Loi Neiertz : principes de fonctionnement

Face à la montée des situations de surendettement, la Secrétaire d'Etat, Véronique Neiertz a mis en place en 1990, une réglementation visant à aider les particuliers en difficulté financière. La loi Neiertz, réformée en 1995, a permis plusieurs avancées :

  • La création du FICP (Ficher National des Incidents de Remboursements des Crédits aux Particuliers), sur lequel sont recensés les emprunteurs en procédure de surendettement.

Si le dossier est recevable, la Commission dresse l'état d'endettement du ménage et et analyse son niveau de vie au moment de la saisie. Elle propose ensuite des solutions qui peuvent s'articuler sur les axes habituels :

  • Révision de la durée des crédits en cours, (cad une prolongation des crédits)

  • Regroupement des crédits afin de diminuer le nombre d'échéances,

  • Ventes d'actifs.

Après avoir examiné le dossier et déterminé la capacité de remboursement du débiteur, la Commission élabore :

  • Un Plan de redressement conventionnel lorsqu'il est accepté par tous les créanciers :

  • Un Plan recommandé (cad imposé) lorsque la commission n'a pu trouver un accord amiable entre le débiteur et ses créanciers.
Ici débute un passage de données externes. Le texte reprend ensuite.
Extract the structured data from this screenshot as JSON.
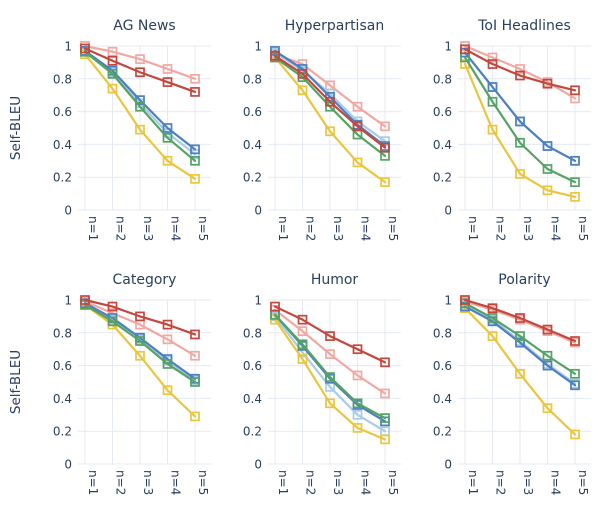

Dans ce cas, les remboursements vont être étalés dans le temps, le taux d'intérêt des mensualités va être diminué et les remboursements de capital vont être effectués en priorité.

Lorsque le débiteur est réellement insolvable, la commission peut prendre des mesures exceptionnelles comme un redressement judiciaire civil : les dettes sont annulées dans ce cas.

La loi Neiertz a été complétée en 2004 par la loi Borloo (faillite personnelle) et en 2005 par la loi Chatel (meilleure information de l'emprunteur).